By Randall Chase, AP
Wednesday, January 27, 2010

Del. Senate to vote on table gaming

DOVER, Del. — A bill adding table games such as poker, blackjack and craps to Delaware’s gambling options is headed for a vote in the state Senate.

The bill, which was approved by House last week, cleared the Senate Judiciary Committee on Wednesday and was scheduled for a vote by the full Senate on Thursday.

Meanwhile, a House committee on Wednesday released a related Senate bill aimed at preventing and punishing cheating on table games.

Gov. Jack Markell has proposed table games as a way to help boost state revenue and keep Delaware competitive with neighboring states that allow gambling.

The bill would authorize card and dice games at slot machine casinos in Delaware, which already offer a state lottery, slots, and betting on horse races and professional football games. It also would create a state lottery commission to regulate and oversee table games, and a new division of gaming enforcement.

In exchange for being allowed to offer table games, the state’s three casinos would pay an annual collective licensing fee set at $13.5 million. But if they spend a combined total of $2.5 million on capital improvements annually and hit performance targets, the licensing fee could be as low as $5 million.

The casinos would receive 66 percent of the gross table game revenue, with 29 percent going to the state and 4.5 percent to horse racing purses. House lawmakers rejected Republican concerns that the state would not get a fair share of table game revenue.

The House Gaming and Pari-mutuels Committee’s discussion on the Senate bill, which updates and strengthens existing criminal statutes to target cheating on table games, echoed debate in a Senate committee last week.

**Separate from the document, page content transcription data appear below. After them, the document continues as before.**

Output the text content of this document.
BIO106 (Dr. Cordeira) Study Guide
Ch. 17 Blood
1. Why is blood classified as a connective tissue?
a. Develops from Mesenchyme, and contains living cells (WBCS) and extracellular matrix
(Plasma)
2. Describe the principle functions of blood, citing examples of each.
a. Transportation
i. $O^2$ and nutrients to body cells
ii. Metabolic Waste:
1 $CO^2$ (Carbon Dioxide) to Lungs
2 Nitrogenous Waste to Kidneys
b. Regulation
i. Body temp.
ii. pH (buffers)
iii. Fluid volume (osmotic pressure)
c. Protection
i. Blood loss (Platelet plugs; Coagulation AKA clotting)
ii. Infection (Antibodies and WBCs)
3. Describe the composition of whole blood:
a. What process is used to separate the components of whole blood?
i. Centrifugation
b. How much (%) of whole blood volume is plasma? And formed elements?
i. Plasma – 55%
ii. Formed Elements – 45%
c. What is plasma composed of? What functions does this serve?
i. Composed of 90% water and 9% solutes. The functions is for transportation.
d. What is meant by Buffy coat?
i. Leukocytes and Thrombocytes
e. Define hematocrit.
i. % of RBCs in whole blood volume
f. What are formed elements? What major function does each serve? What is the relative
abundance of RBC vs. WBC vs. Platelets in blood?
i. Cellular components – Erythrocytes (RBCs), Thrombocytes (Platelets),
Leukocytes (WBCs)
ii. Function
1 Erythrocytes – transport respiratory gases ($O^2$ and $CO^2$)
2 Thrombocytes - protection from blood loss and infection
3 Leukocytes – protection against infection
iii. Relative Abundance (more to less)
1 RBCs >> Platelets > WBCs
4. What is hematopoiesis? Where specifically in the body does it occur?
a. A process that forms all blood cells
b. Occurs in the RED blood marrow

House lawmakers focused on a provision that allows a casino to detain a patron suspected of cheating until police arrive, and which grants civil and criminal liability to the casinos and their agents in such cases.

Mike Barlow, Markell’s legal counsel, said the provision, modeled on Nevada law, requires casinos and their agents to act reasonably and to call police without delay.

“Law enforcement arrives very, very quickly presently at these facilities,” Barlow assured committee members.